MENDOZA [urbanely] Undoubtedly. All made by labor, and on its way to be squandered by wealthy vagabonds in the dens of vice that disfigure the sunny shores of the Mediterranean. We intercept that wealth. We restore it to circulation among the class that produced it and that chiefly needs it: the working class. We do this at the risk of our lives and liberties, by the exercise of the virtues of courage, endurance, foresight, and abstinence—especially abstinence. I myself have eaten nothing but prickly pears and broiled rabbit for three days.
THE SULKY SOCIAL-DEMOCRAT [stubbornly] No more aint we.
MENDOZA [indignantly] Have I taken more than my share?
THE SULKY SOCIAL-DEMOCRAT [unmoved] Why should you?
THE ANARCHIST. Why should he not? To each according to his needs: from each according to his means.
THE FRENCHMAN [shaking his fist at the Anarchist] Fumiste!
MENDOZA [diplomatically] I agree with both of you.
THE GENUINELY ENGLISH BRIGANDS. Hear, hear! Bravo Mendoza!
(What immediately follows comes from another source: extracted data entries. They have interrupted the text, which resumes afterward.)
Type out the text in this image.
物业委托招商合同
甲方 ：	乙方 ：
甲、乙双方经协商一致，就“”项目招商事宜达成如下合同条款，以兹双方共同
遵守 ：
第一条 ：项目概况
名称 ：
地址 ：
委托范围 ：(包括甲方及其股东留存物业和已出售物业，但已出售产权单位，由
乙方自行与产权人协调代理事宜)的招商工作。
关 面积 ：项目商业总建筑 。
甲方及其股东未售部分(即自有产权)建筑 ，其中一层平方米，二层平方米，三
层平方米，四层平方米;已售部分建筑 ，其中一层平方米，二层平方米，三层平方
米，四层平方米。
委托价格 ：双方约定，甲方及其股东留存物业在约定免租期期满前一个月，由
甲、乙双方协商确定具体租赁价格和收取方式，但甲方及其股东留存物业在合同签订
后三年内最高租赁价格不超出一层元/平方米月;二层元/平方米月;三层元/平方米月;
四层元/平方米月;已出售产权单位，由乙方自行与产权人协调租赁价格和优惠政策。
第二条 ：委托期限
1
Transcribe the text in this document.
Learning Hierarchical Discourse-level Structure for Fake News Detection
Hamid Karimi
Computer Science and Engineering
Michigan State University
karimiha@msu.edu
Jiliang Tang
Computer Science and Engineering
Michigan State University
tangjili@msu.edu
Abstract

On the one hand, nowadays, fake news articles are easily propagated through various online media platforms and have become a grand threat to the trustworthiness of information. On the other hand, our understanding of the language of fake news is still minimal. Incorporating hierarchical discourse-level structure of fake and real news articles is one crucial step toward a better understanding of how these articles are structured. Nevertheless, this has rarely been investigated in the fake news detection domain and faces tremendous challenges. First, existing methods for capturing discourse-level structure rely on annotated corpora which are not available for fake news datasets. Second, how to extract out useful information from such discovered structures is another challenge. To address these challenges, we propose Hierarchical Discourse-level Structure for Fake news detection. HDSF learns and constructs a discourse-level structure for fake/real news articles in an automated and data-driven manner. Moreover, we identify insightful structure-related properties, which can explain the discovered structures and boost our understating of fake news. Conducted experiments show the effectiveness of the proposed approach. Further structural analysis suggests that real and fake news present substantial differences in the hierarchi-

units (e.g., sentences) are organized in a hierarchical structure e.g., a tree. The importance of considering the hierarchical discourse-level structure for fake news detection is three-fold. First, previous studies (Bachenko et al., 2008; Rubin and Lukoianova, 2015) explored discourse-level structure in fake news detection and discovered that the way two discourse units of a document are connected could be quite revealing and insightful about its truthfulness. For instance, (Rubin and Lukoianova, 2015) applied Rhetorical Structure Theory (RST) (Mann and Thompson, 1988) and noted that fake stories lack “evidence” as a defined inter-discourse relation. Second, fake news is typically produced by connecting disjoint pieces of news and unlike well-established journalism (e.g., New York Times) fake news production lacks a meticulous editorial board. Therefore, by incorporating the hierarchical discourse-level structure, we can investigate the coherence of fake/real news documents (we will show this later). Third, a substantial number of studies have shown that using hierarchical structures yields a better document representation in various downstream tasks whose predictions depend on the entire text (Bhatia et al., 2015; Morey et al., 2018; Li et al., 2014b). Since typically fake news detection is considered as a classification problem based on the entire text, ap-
It is hard to describe genious because if you could, it would cease to be. These plays aren't just about global issues and problems faced by the world but of personal issues in a world of crisis and the silly causes of these problems. After reading this I came to the conclusion that all men were born as supermen but very few manage to remain so. We aspire to do many things but in the end we are tied down to do what everyone expects us to do.
I think the best that we can do is to atleast accept it:
RAMSDEN [very deliberately] Mr Tanner: you are the most impudent person I have ever met.
TANNER [seriously] I know it, Ramsden. Yet even I cannot wholly conquer shame. We live in an atmosphere of shame. We are ashamed of everything that is real about us; ashamed of ourselves, of our relatives, of our incomes, of our accents, of our opinions, of our experience, just as we are ashamed of our naked skins. Good Lord, my dear Ramsden, we are ashamed to walk, ashamed to ride in an omnibus, ashamed to hire a hansom instead of keeping a carriage, ashamed of keeping one horse instead of two and a groom-gardener instead of a coachman and footman. The more things a man is ashamed of, the more respectable he is. Why, youre ashamed to buy my book, ashamed to read it: the only thing youre not ashamed of is to judge me for it without having read it; and even that only means that youre ashamed to have heterodox opinions. Look at the effect I produce because my fairy godmother withheld from me this gift of shame. I have every possible virtue that a man can have except—


And finally, to end with, the clincher:
That the real Superman will snap his superfingers at all Man’s present trumpery ideals of right, duty, honor, justice, religion, even decency, and accept moral obligations beyond present human endurance, is a thing that contemporary Man does not foresee: in fact he does not notice it when our casual Supermen do it in his very face. He actually does it himself every day without knowing it. He will therefore make no objection to the production of a race of what he calls Great Men or Heroes, because he will imagine them, not as true Supermen, but as himself endowed with infinite brains, infinite courage, and infinite money.

2 comments:

Pollyanna said...

Where do you source all of this information?

Anonymous said...

"all men were born as supermen but very few manage to remain so. We aspire to do many things but in the end we are tied down to do what everyone expects us to do.
I think the best that we can do is to atleast accept it:"

This is partly becasuse of what shaw himself said about education= Those who can do, else they teach. You might want to look at Make your passion your profession.